The first thing I asked for was a cozy bed, mentioning that my favourite colour is blue, and honestly it delivered really well — it spawned a bed in almost immediately. The only issue was that the bed ended up inside the wall, so I tried asking it to move the bed to a specific wall I was looking at. This is where things got a little rocky. I had to reset the AI a couple of times after it seemed to stop responding, but once I got it back on track it did a solid job of repositioning the bed to where I wanted it.

From there I started testing its ability to move objects relative to each other. I asked it to place a bucket on top of the bed, move a mirror behind me, and even swap the positions of the dog and the bucket. It got close enough on most of these, which was genuinely impressive. The dog ended up kind of floating near the bed, the bucket swap wasn’t perfect, and the mirror seemed to get replaced with a wood texture somewhere along the way — but overall, for an AI tool still in development, it was handling things pretty well.


More Advanced Testing

I wanted to push it a little further, so I tried a few more interesting requests. I asked it to delete all the lights in the room, set the sky dome to black, and change the time to nighttime — and it pulled all of that off really smoothly. That honestly felt like one of the most useful demonstrations of the tool, because being able to control the environment settings just by talking is a huge time saver for room creation.

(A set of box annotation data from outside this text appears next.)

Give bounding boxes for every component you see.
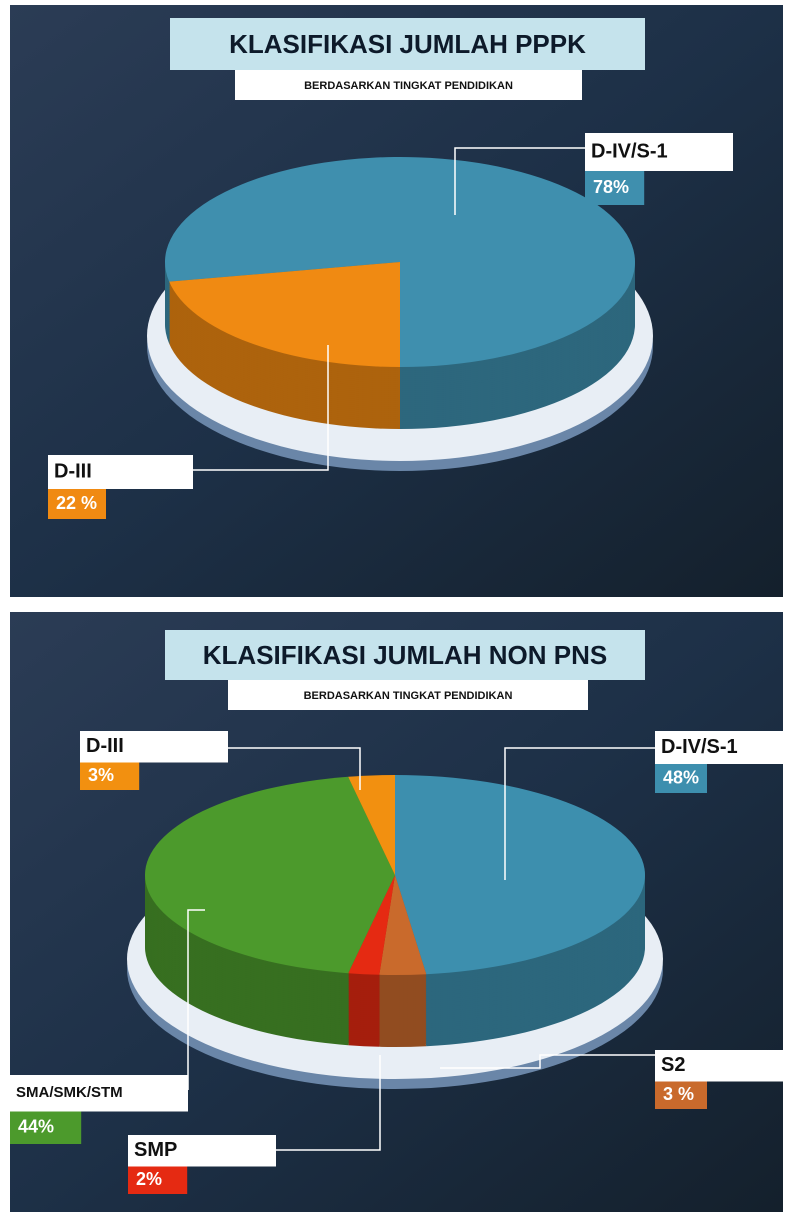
category-label: SMP xyxy=(134,1139,177,1161)
value-label: 22 % xyxy=(56,493,97,513)
chart-title: KLASIFIKASI JUMLAH NON PNS xyxy=(203,640,607,670)
category-label: S2 xyxy=(661,1054,685,1076)
value-label: 3 % xyxy=(663,1084,694,1104)
chart-subtitle: BERDASARKAN TINGKAT PENDIDIKAN xyxy=(304,80,513,92)
chart-subtitle: BERDASARKAN TINGKAT PENDIDIKAN xyxy=(304,690,513,702)
value-label: 44% xyxy=(18,1117,54,1137)
value-label: 48% xyxy=(663,767,699,787)
category-label: D-III xyxy=(54,460,92,482)
category-label: SMA/SMK/STM xyxy=(16,1084,123,1101)
category-label: D-IV/S-1 xyxy=(661,736,738,758)
value-label: 2% xyxy=(136,1169,162,1189)
infographic: D-IV/S-1 78% D-III 22 % KLASIFIKASI JUMLAH P… xyxy=(0,0,790,1215)
category-label: D-III xyxy=(86,735,124,757)
value-label: 78% xyxy=(593,177,629,197)
chart-title: KLASIFIKASI JUMLAH PPPK xyxy=(229,29,586,59)
category-label: D-IV/S-1 xyxy=(591,140,668,162)
value-label: 3% xyxy=(88,765,114,785)
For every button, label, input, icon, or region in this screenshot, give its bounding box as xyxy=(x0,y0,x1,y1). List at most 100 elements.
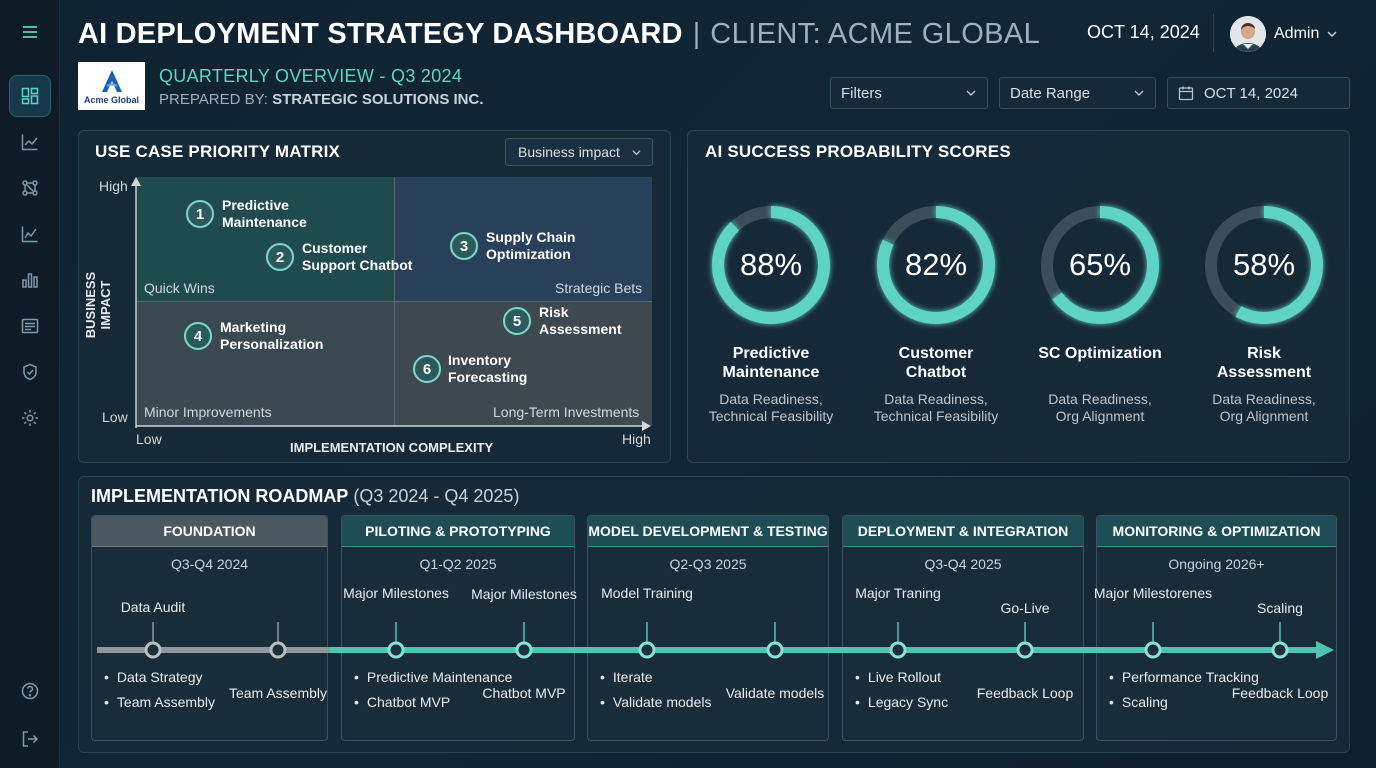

I also asked it to apply a blocky, pixelated texture to one of the walls for a retro game-inspired look — without saying the word Minecraft, of course, for obvious reasons — and it generated a texture that looked fantastic. Watching the Rec Room logo appear on the wall while it was generating the image was a cool little touch too.


The Big Desk Test

The most ambitious test I ran was asking Maker AI to place five items on a desk that would logically make sense to be there. It actually thought through this really well, placing a modern book stack, a thin notebook, a cosy book nook, a thick notebook, and a small thick book stack. Seeing it reason through what belongs on a desk was genuinely cool to watch in real time. I then asked it to place the items on the top surface of the desk specifically, and to lay the books flat rather than standing them upright. It rotated them, though they weren’t perfectly flat, but for a tool that’s still being developed, it was a really solid effort.

One thing I also tested was whether Maker AI could detect hand positions in real time — for example, placing an object directly on my hand. It wasn’t able to do that, but it does use a pointing beam from the Maker Pen, so you can aim it at objects and ask questions like “what’s this in front of me?” and it will identify them correctly. That pointing mechanic is actually super useful for directing the AI when you want to reference a specific object in the room.


Final Thoughts

Overall, Maker AI is a genuinely interesting and promising feature that Rec Room is still actively developing. I had a really good experience with it, and I can already see it being incredibly useful for helping you move objects exactly where you want them, spawn items by simply pointing in a direction, or make sweeping changes to a room’s environment just by asking. It’s a very creative way of integrating AI into a video game, and I’m excited to see how it continues to improve.